Blind Kerry came to say that the gentlemen wanted to know when the Bishop would be with them, as the saying was; and two minutes afterward the Bishop strode into the library through a line of his clergy, who rose as he entered, and bowed to him in silence when his tall figure bent slightly to each of them in turn.
"Your pardon, gentlemen, for this delay," he said, gravely, and then he settled himself at the head of the table.
Hardly had the clergy taken their seats when the door of the room was dashed open with a lordly bang, and into the muggy room, made darker still by twenty long black coats, there shot a gleam of laughing sunshine—Danny himself, at a hop, skip, and a jump, with a pair of spectacles perched insecurely on the sliding bridge of his diminutive nose.
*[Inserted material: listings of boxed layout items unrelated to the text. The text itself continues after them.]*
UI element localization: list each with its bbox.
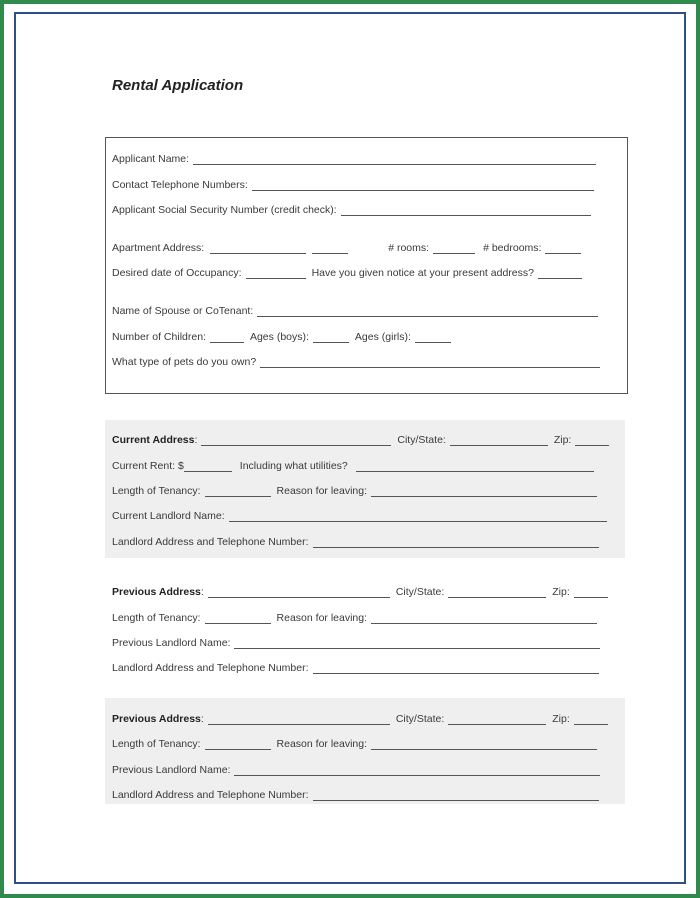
previous-address-field-1[interactable] (208, 587, 390, 598)
spouse-row (112, 303, 598, 317)
apartment-address-label: Apartment Address: (112, 242, 205, 254)
previous-landlord-address-field-2[interactable] (313, 790, 599, 801)
previous-tenancy-label-2: Length of Tenancy: (112, 738, 201, 750)
current-landlord-address-field[interactable] (313, 537, 599, 548)
previous-city-label-2: City/State: (395, 713, 445, 725)
bedrooms-field[interactable] (545, 243, 581, 254)
current-landlord-row (112, 508, 607, 522)
notice-field[interactable] (538, 268, 582, 279)
previous-tenancy-field-2[interactable] (205, 739, 271, 750)
notice-label: Have you given notice at your present address? (311, 267, 534, 279)
contact-phone-row (112, 177, 594, 191)
current-address-field[interactable] (201, 435, 391, 446)
previous-city-label-1: City/State: (395, 586, 445, 598)
current-city-label: City/State: (397, 434, 446, 446)
current-tenancy-label: Length of Tenancy: (112, 485, 201, 497)
previous-zip-label-2: Zip: (552, 713, 570, 725)
previous-landlord-label-1: Previous Landlord Name: (112, 637, 231, 649)
previous-landlord-row-1 (112, 635, 600, 649)
contact-phone-field[interactable] (252, 180, 594, 191)
previous-landlord-label-2: Previous Landlord Name: (112, 764, 231, 776)
previous-reason-field-2[interactable] (371, 739, 597, 750)
current-tenancy-field[interactable] (205, 486, 271, 497)
spouse-field[interactable] (257, 306, 598, 317)
occupancy-field[interactable] (246, 268, 306, 279)
ages-girls-label: Ages (girls): (354, 331, 411, 343)
current-address-colon: : (194, 434, 198, 446)
previous-tenancy-label-1: Length of Tenancy: (112, 612, 201, 624)
previous-reason-field-1[interactable] (371, 613, 597, 624)
apartment-address-field[interactable] (210, 243, 306, 254)
current-reason-field[interactable] (371, 486, 597, 497)
previous-address-colon-2: : (200, 713, 204, 725)
previous-tenancy-row-2 (112, 736, 597, 750)
previous-landlord-field-1[interactable] (234, 638, 600, 649)
current-address-label: Current Address (112, 434, 195, 446)
previous-landlord-address-label-2: Landlord Address and Telephone Number: (112, 789, 309, 801)
current-zip-label: Zip: (553, 434, 572, 446)
children-row (112, 329, 451, 343)
apartment-row (112, 240, 581, 254)
current-zip-field[interactable] (575, 435, 609, 446)
previous-address-field-2[interactable] (208, 714, 390, 725)
children-label: Number of Children: (112, 331, 206, 343)
previous-address-row-2 (112, 711, 608, 725)
previous-address-colon-1: : (200, 586, 204, 598)
previous-landlord-address-label-1: Landlord Address and Telephone Number: (112, 662, 309, 674)
previous-tenancy-field-1[interactable] (205, 613, 271, 624)
current-rent-label: Current Rent: $ (112, 460, 184, 472)
previous-city-field-1[interactable] (448, 587, 546, 598)
current-tenancy-row (112, 483, 597, 497)
pets-field[interactable] (260, 357, 600, 368)
previous-landlord-address-row-2 (112, 787, 599, 801)
document-title: Rental Application (112, 77, 244, 94)
previous-reason-label-2: Reason for leaving: (276, 738, 368, 750)
ssn-row (112, 202, 591, 216)
previous-city-field-2[interactable] (448, 714, 546, 725)
previous-zip-field-2[interactable] (574, 714, 608, 725)
current-landlord-field[interactable] (229, 511, 607, 522)
applicant-name-row (112, 151, 596, 165)
previous-address-row-1 (112, 584, 608, 598)
apartment-unit-field[interactable] (312, 243, 348, 254)
rooms-label: # rooms: (388, 242, 430, 254)
children-field[interactable] (210, 332, 244, 343)
previous-address-label-2: Previous Address (112, 713, 201, 725)
previous-zip-label-1: Zip: (552, 586, 570, 598)
ages-girls-field[interactable] (415, 332, 451, 343)
previous-landlord-field-2[interactable] (234, 765, 600, 776)
pets-label: What type of pets do you own? (112, 356, 257, 368)
utilities-label: Including what utilities? (239, 460, 348, 472)
current-reason-label: Reason for leaving: (276, 485, 368, 497)
current-landlord-label: Current Landlord Name: (112, 510, 225, 522)
bedrooms-label: # bedrooms: (483, 242, 542, 254)
current-rent-row (112, 458, 594, 472)
ssn-label: Applicant Social Security Number (credit check): (112, 204, 337, 216)
pets-row (112, 354, 600, 368)
previous-reason-label-1: Reason for leaving: (276, 612, 368, 624)
previous-zip-field-1[interactable] (574, 587, 608, 598)
ssn-field[interactable] (341, 205, 591, 216)
previous-landlord-row-2 (112, 762, 600, 776)
occupancy-row (112, 265, 582, 279)
previous-landlord-address-field-1[interactable] (313, 663, 599, 674)
applicant-name-field[interactable] (193, 154, 596, 165)
current-rent-field[interactable] (184, 461, 232, 472)
previous-address-label-1: Previous Address (112, 586, 201, 598)
rooms-field[interactable] (433, 243, 475, 254)
utilities-field[interactable] (356, 461, 594, 472)
occupancy-label: Desired date of Occupancy: (112, 267, 242, 279)
current-city-field[interactable] (450, 435, 548, 446)
applicant-name-label: Applicant Name: (112, 153, 190, 165)
current-landlord-address-label: Landlord Address and Telephone Number: (112, 536, 309, 548)
ages-boys-field[interactable] (313, 332, 349, 343)
current-address-row (112, 432, 609, 446)
previous-landlord-address-row-1 (112, 660, 599, 674)
contact-phone-label: Contact Telephone Numbers: (112, 179, 248, 191)
spouse-label: Name of Spouse or CoTenant: (112, 305, 254, 317)
current-landlord-address-row (112, 534, 599, 548)
previous-tenancy-row-1 (112, 610, 597, 624)
ages-boys-label: Ages (boys): (249, 331, 309, 343)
The Archdeacon was there that day, and when the intruder had been evicted by blind Kerry, who came in hot pursuit of him, he shook his head and looked as solemn and as wise as his little russet face would admit, and said:
"Ah, my Lord, you'll kill that child with kindness. May you never heap up for yourself a bad harvest!"
The Bishop made no answer, but breathed on the restored spectacles, and rubbed them with his red silk handkerchief.
"I hold with the maxim of my son-in-law the Deemster," the Archdeacon continued: "let a child be dealt with in his father's house as the world hereafter will deal with him."